Wednesday, October 03, 2018

By James Dean

A malfunctioning Harris Corp. weather satellite camera is now the focus of a formal mishap investigation, NASA and the National Oceanic and Atmospheric Administration announced Tuesday.

Separately, Melbourne-headquartered Harris on Tuesday announced a partnership that could see satellite antennas made in Brevard County launch inside the cavernous nose cones of Blue Origin’s New Glenn rockets.

The camera problem relates to a next-generation weather satellite launched March 1 from Cape Canaveral on a United Launch Alliance Atlas V rocket.

NOAA in May disclosed a “serious problem” with Harris’ Advanced Baseline Imager instrument, or ABI, built in Fort Wayne, Indiana.

The camera is the critical instrument informing weather models produced by the second in a batch of four Geostationary Operational Environment Satellites valued at more than $10 billion through 2036. It has flown without incident on one NOAA satellite, GOES-16, and two Japanese satellites.

Launched as GOES-S, the satellite built by Lockheed Martin was renamed GOES-17 in orbit and later this year is expected to begin serving the western United States as GOES West, replacing GOES-15.

NOAA reported May 23 that a cooling system problem had limited 13 of the camera’s 16 channels — those operating in infrared and near-infrared wavelengths — from working for more than half the day.

Troubleshooting efforts have apparently been unsuccessful.

On Tuesday, NASA said the issue amounted to a loss of 3 percent of the instrument’s availability over a year — exceeding a mission requirement.

A panel of five NASA engineers will try to identify the problem’s root cause and any fixes necessary before the scheduled 2020 launch of the next satellite in the series, GOES-T.

In better new for Harris, the company and Blue Origin, the space company led by the billionaire founder Jeff Bezos, on Tuesday touted a partnership that could see more capable communications satellites launched at lower cost.

Harris produces mesh antenna reflectors in a Palm Bay facility that are key to how much information a satellite can beam up or down.

Some antennas can be deployed to as large as 72 feet in diameter. But smaller fixed reflectors are limited to about 10 feet across to fit inside a typical rocket’s nose cone, or payload fairing.

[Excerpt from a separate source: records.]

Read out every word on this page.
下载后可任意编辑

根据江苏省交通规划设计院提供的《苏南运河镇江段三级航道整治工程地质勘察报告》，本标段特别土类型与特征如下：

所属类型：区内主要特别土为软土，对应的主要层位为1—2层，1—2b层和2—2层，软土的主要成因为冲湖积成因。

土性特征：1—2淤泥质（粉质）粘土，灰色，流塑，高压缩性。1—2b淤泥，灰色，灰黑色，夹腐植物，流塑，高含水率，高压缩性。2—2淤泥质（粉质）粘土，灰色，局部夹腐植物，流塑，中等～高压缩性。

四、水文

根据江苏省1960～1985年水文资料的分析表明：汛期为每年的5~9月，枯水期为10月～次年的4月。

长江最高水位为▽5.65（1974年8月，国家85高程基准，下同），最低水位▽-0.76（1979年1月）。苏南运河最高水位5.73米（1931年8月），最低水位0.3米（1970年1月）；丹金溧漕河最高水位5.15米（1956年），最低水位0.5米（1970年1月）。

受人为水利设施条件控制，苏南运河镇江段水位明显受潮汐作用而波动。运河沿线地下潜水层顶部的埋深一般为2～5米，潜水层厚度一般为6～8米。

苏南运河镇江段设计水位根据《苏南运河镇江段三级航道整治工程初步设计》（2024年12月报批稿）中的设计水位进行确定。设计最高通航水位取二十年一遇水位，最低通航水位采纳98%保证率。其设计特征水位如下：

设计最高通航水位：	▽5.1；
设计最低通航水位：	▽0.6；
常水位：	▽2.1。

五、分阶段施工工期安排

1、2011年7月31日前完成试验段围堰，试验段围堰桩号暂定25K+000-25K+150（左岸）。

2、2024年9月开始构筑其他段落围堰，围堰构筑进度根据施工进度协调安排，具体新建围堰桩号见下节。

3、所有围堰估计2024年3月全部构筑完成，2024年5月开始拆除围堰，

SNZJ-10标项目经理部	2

Harris said it has developed a larger version, about 16 feet across, to take advantage of the “massive” fairings offered by New Glenn rockets, which Blue Origin says offers twice as much usable volume as existing fairings.

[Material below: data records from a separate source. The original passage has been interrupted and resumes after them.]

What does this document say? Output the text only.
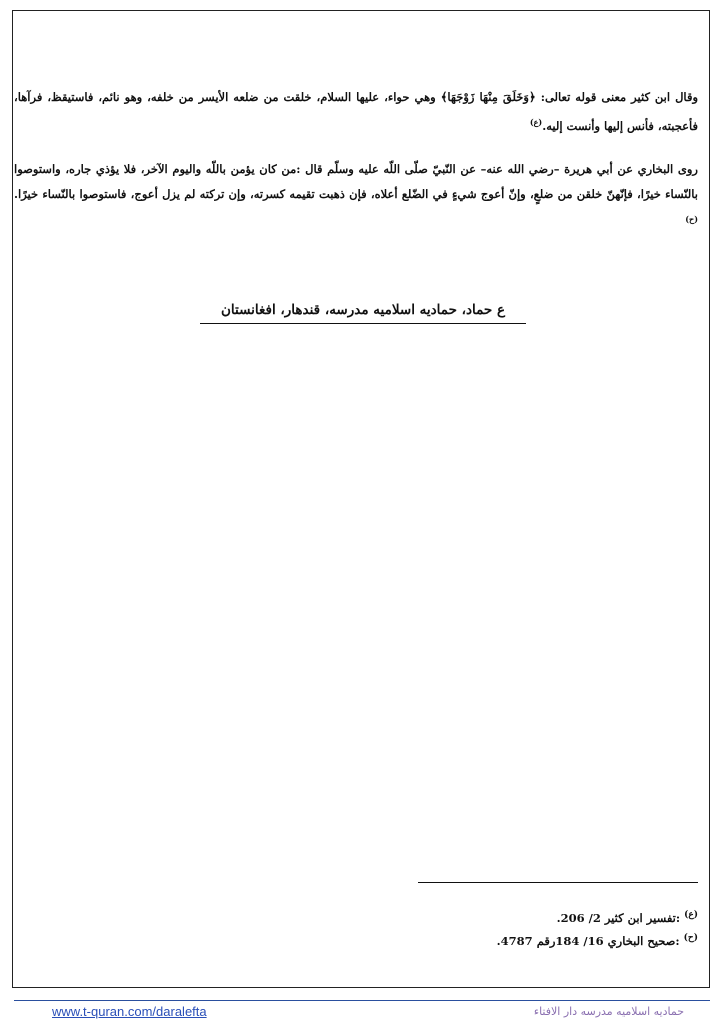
وقال ابن كثير معنى قوله تعالى: ﴿وَخَلَقَ مِنْهَا زَوْجَهَا﴾ وهي حواء، عليها السلام، خلقت من ضلعه الأيسر من خلفه، وهو نائم، فاستيقظ، فرآها، فأعجبته، فأنس إليها وأنست إليه.$^{(ع)}$

روى البخاري عن أبي هريرة –رضي الله عنه– عن النّبيّ صلّى اللّه عليه وسلّم قال :من كان يؤمن باللّه واليوم الآخر، فلا يؤذي جاره، واستوصوا بالنّساء خيرًا، فإنّهنّ خلقن من ضلعٍ، وإنّ أعوج شيءٍ في الضّلع أعلاه، فإن ذهبت تقيمه كسرته، وإن تركته لم يزل أعوج، فاستوصوا بالنّساء خيرًا.$^{(ح)}$

ع حماد، حمادیه اسلامیه مدرسه، قندهار، افغانستان
$^{(ع)}$ :تفسير ابن كثير 2/ 206.
$^{(ح)}$ :صحيح البخاري 16/ 184رقم 4787.
www.t-quran.com/daralefta	حمادیه اسلامیه مدرسه دار الافتاء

The heavy-lift New Glenn, featuring a reusable first-stage booster, will be built at Kennedy Space Center’s Exploration Park and is targeting a first flight from Launch Complex 36 in 2020.

The two companies said the combination of more capable antennas and lower-cost launches could save customers $50 million or more, improving return on investment.

“Bigger has never looked better, or more affordable,” promotional materials read.